Windows Vista R in a circle

Wednesday, October 31, 2007

Computers and I used to get along very well in the 80s and part of the 90s. We understood each other very well. I, for example, could clearly visualize how the stuff that I typed tunneled its way through the little wire that connects the keyboard to the big box, on to the main processor which would chew on it carefully, digest its meaning and then spew out its reactions.

On some days - and don't we all have those - it would be in a foul mood and just say "BAD COMMAND OR FILE NAME" but most of the time it would just burst into a spreadsheet or word processor and all would be well. I would then type those "Dear Sir, Pursuant to our telephonic conversation of the 18th instant, I beg to draw your attention to..." kind of letters so popular those days.

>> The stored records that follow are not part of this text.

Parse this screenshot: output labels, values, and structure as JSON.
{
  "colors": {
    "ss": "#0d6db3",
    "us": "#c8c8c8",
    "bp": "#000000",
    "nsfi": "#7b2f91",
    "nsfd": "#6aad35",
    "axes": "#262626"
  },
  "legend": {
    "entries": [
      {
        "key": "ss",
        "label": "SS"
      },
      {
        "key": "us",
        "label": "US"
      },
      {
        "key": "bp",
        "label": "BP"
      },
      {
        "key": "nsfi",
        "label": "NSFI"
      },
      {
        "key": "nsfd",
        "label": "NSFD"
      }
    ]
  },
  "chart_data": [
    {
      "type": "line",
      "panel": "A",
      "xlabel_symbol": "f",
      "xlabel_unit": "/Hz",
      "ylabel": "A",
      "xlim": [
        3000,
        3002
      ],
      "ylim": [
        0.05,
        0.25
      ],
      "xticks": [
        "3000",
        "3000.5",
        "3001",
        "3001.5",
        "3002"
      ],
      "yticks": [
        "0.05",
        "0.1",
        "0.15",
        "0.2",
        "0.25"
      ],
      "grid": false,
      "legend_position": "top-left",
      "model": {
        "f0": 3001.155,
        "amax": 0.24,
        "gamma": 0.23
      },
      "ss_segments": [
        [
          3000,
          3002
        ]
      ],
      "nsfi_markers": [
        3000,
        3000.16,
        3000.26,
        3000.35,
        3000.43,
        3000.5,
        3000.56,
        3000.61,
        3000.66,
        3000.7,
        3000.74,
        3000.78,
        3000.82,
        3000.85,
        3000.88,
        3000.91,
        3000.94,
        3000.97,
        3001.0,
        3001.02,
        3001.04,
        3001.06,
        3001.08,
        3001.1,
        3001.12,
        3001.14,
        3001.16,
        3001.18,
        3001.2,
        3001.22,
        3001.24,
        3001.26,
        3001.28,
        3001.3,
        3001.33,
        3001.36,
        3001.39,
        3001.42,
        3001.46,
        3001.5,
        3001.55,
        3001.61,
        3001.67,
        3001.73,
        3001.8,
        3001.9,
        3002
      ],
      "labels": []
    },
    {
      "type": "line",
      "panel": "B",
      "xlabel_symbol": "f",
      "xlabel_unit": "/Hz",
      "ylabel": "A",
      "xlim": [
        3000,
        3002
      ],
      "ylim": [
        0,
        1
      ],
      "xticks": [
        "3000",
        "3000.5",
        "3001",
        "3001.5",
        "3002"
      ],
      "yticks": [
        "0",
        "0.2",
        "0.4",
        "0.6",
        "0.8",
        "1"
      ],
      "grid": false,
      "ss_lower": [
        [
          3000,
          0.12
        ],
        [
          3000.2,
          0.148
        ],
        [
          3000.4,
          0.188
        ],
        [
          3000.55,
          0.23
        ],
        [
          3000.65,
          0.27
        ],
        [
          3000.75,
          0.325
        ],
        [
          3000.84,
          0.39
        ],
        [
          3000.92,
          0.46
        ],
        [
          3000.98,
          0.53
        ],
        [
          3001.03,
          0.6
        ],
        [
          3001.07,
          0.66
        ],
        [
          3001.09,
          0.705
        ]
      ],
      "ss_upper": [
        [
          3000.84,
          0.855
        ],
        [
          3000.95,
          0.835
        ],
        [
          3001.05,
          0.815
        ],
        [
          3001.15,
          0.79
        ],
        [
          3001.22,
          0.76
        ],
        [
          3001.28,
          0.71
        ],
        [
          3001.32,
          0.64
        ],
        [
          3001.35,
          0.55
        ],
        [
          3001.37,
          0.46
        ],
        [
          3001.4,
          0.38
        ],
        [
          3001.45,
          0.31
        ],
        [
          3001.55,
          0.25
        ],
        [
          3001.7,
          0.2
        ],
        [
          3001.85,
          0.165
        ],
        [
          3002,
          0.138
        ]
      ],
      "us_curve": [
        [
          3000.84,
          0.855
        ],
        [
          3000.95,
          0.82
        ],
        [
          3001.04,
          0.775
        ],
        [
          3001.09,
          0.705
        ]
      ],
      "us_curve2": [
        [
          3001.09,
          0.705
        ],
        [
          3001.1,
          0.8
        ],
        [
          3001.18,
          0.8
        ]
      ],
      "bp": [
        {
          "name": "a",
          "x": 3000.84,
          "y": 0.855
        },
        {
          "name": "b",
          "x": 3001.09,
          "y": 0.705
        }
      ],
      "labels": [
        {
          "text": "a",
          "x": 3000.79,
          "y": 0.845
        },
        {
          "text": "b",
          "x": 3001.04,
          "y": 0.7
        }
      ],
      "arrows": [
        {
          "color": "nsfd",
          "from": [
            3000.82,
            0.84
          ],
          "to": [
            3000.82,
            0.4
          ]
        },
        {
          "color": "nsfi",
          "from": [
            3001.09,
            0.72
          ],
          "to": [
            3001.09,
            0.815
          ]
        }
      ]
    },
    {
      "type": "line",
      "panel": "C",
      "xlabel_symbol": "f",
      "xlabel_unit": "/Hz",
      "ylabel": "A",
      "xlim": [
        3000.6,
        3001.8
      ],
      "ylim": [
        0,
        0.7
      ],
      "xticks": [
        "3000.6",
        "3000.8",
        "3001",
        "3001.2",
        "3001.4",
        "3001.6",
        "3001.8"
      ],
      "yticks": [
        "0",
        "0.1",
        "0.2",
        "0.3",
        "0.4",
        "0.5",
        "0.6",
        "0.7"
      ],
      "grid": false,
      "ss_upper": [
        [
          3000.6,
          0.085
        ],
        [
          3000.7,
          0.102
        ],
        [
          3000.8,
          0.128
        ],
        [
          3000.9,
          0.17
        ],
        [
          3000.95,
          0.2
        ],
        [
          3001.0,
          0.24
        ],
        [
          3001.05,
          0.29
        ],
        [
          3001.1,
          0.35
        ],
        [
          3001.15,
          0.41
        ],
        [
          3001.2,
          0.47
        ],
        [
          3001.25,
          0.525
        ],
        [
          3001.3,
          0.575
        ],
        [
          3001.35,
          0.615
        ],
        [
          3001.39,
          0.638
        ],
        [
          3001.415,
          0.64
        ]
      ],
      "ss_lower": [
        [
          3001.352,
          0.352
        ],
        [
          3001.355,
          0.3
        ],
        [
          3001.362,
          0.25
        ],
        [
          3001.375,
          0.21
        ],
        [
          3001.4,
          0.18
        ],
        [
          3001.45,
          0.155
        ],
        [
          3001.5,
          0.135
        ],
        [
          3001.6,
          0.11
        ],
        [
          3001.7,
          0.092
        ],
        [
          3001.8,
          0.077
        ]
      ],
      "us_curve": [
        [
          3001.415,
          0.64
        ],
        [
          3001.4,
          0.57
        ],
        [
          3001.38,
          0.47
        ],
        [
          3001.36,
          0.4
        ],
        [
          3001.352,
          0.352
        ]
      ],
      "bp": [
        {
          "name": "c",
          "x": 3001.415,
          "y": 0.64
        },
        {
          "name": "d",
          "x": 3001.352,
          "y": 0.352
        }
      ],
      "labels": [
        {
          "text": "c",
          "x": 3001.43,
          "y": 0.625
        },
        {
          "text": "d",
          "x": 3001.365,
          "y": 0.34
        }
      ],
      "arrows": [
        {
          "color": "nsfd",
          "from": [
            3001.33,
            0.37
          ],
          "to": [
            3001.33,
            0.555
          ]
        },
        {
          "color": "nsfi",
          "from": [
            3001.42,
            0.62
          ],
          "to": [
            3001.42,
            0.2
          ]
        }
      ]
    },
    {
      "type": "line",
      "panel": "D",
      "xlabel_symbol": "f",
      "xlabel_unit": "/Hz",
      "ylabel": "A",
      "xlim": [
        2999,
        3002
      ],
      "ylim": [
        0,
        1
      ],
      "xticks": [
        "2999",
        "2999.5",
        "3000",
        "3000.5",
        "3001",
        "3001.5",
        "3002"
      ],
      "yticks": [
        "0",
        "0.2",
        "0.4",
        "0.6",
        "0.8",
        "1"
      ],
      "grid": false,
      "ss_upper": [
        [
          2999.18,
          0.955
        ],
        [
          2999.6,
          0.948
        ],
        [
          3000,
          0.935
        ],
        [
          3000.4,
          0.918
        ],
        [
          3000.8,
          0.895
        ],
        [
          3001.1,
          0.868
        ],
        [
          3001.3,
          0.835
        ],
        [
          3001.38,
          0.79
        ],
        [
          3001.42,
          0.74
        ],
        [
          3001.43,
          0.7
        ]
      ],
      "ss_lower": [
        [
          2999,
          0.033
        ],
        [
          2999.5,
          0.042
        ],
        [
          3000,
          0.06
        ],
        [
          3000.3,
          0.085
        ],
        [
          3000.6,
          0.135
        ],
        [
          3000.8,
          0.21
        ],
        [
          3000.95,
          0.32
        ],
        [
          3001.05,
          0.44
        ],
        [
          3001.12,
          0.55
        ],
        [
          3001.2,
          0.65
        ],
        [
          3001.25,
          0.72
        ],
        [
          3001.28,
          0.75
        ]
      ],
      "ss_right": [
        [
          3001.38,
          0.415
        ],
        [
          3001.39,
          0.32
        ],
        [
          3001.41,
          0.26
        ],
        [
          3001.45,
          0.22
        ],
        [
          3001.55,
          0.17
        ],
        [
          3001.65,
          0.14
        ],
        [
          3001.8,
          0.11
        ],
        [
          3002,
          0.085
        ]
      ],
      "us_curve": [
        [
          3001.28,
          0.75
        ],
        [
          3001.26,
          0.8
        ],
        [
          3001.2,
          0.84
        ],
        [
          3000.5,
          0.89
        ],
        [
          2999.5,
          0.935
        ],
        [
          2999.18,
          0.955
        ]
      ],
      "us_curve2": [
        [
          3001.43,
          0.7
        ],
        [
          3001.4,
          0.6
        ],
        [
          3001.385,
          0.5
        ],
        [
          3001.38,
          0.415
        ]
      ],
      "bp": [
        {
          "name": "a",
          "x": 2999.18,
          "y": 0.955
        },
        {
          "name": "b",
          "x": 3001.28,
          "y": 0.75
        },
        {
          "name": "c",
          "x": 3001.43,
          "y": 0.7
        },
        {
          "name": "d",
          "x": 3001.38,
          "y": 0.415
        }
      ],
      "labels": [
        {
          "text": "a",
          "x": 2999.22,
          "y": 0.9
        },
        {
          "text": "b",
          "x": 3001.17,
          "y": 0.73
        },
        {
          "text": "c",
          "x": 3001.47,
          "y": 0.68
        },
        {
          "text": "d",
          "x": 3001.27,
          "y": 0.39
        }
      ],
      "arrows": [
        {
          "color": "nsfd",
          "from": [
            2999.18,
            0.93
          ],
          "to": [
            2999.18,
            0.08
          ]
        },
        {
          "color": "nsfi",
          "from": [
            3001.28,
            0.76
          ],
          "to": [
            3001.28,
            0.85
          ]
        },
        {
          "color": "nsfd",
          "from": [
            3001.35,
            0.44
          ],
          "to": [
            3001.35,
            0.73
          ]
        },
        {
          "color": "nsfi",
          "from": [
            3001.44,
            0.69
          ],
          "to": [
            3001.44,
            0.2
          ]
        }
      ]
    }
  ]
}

If you wanted to spell check it, you'd have to select whatever text you wanted to spellcheck and then press "Ctrl" plus a few alphabets. Only then would any misspelled words be highlighted . It would not show any daft suggestions like now. "Narendra" would not automatically become "Clarendon" or "Kendra's" and "Shenoy" would most certainly not become "Phenotype", as it does now. Phenotype! I ask you! I have no idea what a phenotype is. Sounds like some kind of a psycho to me. "Psst! don't look now, but that guy with the shaggy hair is a raving phenotype!" We haven't had a phenotype in the Shenoy family for 57 generations!





As I was saying, I could understand the computer pretty well and the computer on its part understood me perfectly. It understood, for instance, that I was the proud kind of guy who would never beg anything of any body, leave alone the attention of some low-life whose telephonic conversations I had to pursue. The computer knew that it was just a matter of form. And if the computer guessed that I was an idiot, it maintained a dignified silence. It did not produce an "assistant" who rolled its eyes and behaved like a patronizing know-it-all.

Ironically, and this is where I put my most original observation that there is no justice in this world, the less people understood the computer, the richer Bill Gates and the software clan got. After a succession of bug-fests called Windows this and that, we now have a magic wand called Windows Vista R in a circle which, according to Bill Gates and his henchmen will make your business succeed like billy-o. The customers will walk in, according to these guys, and as soon as they realise you have purchased Windows Vista R in a circle, they will emit howls of joy and give you lots of business. Really! They must think we customers have water on our brains! (In my case, they're probably right but discerning people like yourself? No way!) Get more out of your Windows Vista R in a circle, urges Bill. Yeah sure! You know how Bill gets more out of Windows Vista R in a circle? HE SELLS IT TO IDIOTS LIKE YOU.

P.S. It has just been brought to my notice that Windows Vista R in a circle is actually not Windows Vista R in a circle but Windows Vista TM. Perhaps Bill thinks this makes it look less stupid.